Re: [PATCH v2 4/7] iommu/arm-smmu-v3: Mark ATC invalidate timeouts via lockless bitmap
From: Nicolin Chen
Date: Wed Mar 18 2026 - 19:25:05 EST
Hi Sami,
On Wed, Mar 18, 2026 at 10:02:32PM +0000, Samiullah Khawaja wrote:
> On Tue, Mar 17, 2026 at 12:15:37PM -0700, Nicolin Chen wrote:
> > @@ -895,9 +898,19 @@ int arm_smmu_cmdq_issue_cmdlist(struct arm_smmu_device *smmu,
> >
> > /* 5. If we are inserting a CMD_SYNC, we must wait for it to complete */
> > if (sync) {
> > + u32 sync_prod;
> > +
> > llq.prod = queue_inc_prod_n(&llq, n);
> > + sync_prod = llq.prod;
> > +
> > ret = arm_smmu_cmdq_poll_until_sync(smmu, cmdq, &llq);
> > - if (ret) {
> > + if (test_and_clear_bit(Q_IDX(&llq, sync_prod),
> > + cmdq->atc_sync_timeouts)) {
>
> This will not be set if a software timeout (1 second) occurs. Do you
> know if the ATC timeout of Arm sMMUv3 is less than the software timeout
> in the driver?
You brought up a good point!
I think ATC timeout follows the PCI Completion Timeout Value in
"Device Control 2 Register", which is typically set [50us, 50ms]
but can be set up to [17s, 64s] according to PCI Base spec.
> If not maybe we can handle the software timeout here also as the cmdlist
> is already known?
I think it's trickier.
If the software times out first at 1s, it means the CMDQ is still
pending on wait for the completion of ATC invalidation. Then, the
caller sees -ETIMEOUT and tries to bisect the ATC batch or update
the STE directly, either of which involves CMDQ. But CMDQ has not
recovered yet.
Then, in case of a batch, all the reties could timeout again. So,
it will fail to identify which device is truly broken. This would
end badly by blindly disabling all the devices in the batch. Also
the disabling calls require CMDQ too, so they might fail as well.

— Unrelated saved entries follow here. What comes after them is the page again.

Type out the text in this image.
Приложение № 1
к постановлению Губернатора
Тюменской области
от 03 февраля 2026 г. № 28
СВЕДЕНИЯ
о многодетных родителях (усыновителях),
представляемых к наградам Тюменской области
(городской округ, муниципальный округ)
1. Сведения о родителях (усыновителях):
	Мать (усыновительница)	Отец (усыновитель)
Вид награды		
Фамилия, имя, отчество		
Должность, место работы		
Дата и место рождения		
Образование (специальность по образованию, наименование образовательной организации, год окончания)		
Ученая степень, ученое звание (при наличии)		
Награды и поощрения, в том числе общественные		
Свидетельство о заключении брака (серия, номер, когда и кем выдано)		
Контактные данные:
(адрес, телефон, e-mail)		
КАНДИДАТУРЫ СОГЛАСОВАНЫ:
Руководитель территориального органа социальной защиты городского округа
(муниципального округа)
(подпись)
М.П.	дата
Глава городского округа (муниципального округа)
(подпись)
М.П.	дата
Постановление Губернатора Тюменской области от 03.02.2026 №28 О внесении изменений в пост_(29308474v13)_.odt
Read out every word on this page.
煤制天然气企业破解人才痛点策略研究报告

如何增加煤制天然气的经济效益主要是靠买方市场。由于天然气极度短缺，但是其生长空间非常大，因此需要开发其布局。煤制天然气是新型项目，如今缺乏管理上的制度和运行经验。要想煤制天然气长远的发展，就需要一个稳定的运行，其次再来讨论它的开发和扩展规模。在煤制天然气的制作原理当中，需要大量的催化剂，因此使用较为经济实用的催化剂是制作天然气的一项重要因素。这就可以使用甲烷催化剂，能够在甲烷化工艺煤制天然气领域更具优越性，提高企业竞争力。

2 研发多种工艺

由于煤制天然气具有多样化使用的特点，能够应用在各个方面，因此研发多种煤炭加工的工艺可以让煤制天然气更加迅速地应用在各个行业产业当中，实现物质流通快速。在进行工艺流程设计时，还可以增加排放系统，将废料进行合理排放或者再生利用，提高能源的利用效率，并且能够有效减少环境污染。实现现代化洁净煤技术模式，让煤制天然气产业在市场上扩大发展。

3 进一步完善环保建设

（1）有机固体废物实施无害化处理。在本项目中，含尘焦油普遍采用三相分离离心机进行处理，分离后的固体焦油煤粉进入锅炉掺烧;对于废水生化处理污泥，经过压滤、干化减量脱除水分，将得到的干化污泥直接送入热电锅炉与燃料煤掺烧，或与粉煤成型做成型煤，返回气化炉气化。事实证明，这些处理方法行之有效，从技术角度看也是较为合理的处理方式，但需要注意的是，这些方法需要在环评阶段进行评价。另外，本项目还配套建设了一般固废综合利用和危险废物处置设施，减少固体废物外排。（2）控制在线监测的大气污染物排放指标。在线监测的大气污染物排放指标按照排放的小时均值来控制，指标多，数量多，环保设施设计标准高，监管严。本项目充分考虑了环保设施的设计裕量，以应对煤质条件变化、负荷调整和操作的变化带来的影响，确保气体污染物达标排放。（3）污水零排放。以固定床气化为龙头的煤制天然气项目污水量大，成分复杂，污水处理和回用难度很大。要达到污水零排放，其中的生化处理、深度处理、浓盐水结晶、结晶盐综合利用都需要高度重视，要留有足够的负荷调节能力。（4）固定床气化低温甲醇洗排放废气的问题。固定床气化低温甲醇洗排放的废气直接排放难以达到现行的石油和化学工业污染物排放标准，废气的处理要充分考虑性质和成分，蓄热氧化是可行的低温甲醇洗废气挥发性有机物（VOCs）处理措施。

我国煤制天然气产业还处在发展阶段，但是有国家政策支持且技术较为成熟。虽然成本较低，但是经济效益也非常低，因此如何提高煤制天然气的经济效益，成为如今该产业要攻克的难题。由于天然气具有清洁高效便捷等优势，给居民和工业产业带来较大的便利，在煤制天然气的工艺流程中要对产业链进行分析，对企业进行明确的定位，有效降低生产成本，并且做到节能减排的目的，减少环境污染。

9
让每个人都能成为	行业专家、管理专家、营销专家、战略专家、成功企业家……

Thus, partially to answer the question, in case software timeout,
I am afraid that we can hardly do anything.. :-/
This means I need to set a different return code for ATC timeouts
v.s. software timeouts.
Also, there is another problem: when PCI CTO finally reaches, the
GERROR ISR will set atc_sync_timeouts but nobody will clear it..
So, before calling arm_smmu_cmdq_issue_cmdlist(), we need to make
sure there is no dirty bit on the bitmap too.
Thanks!
Nicolin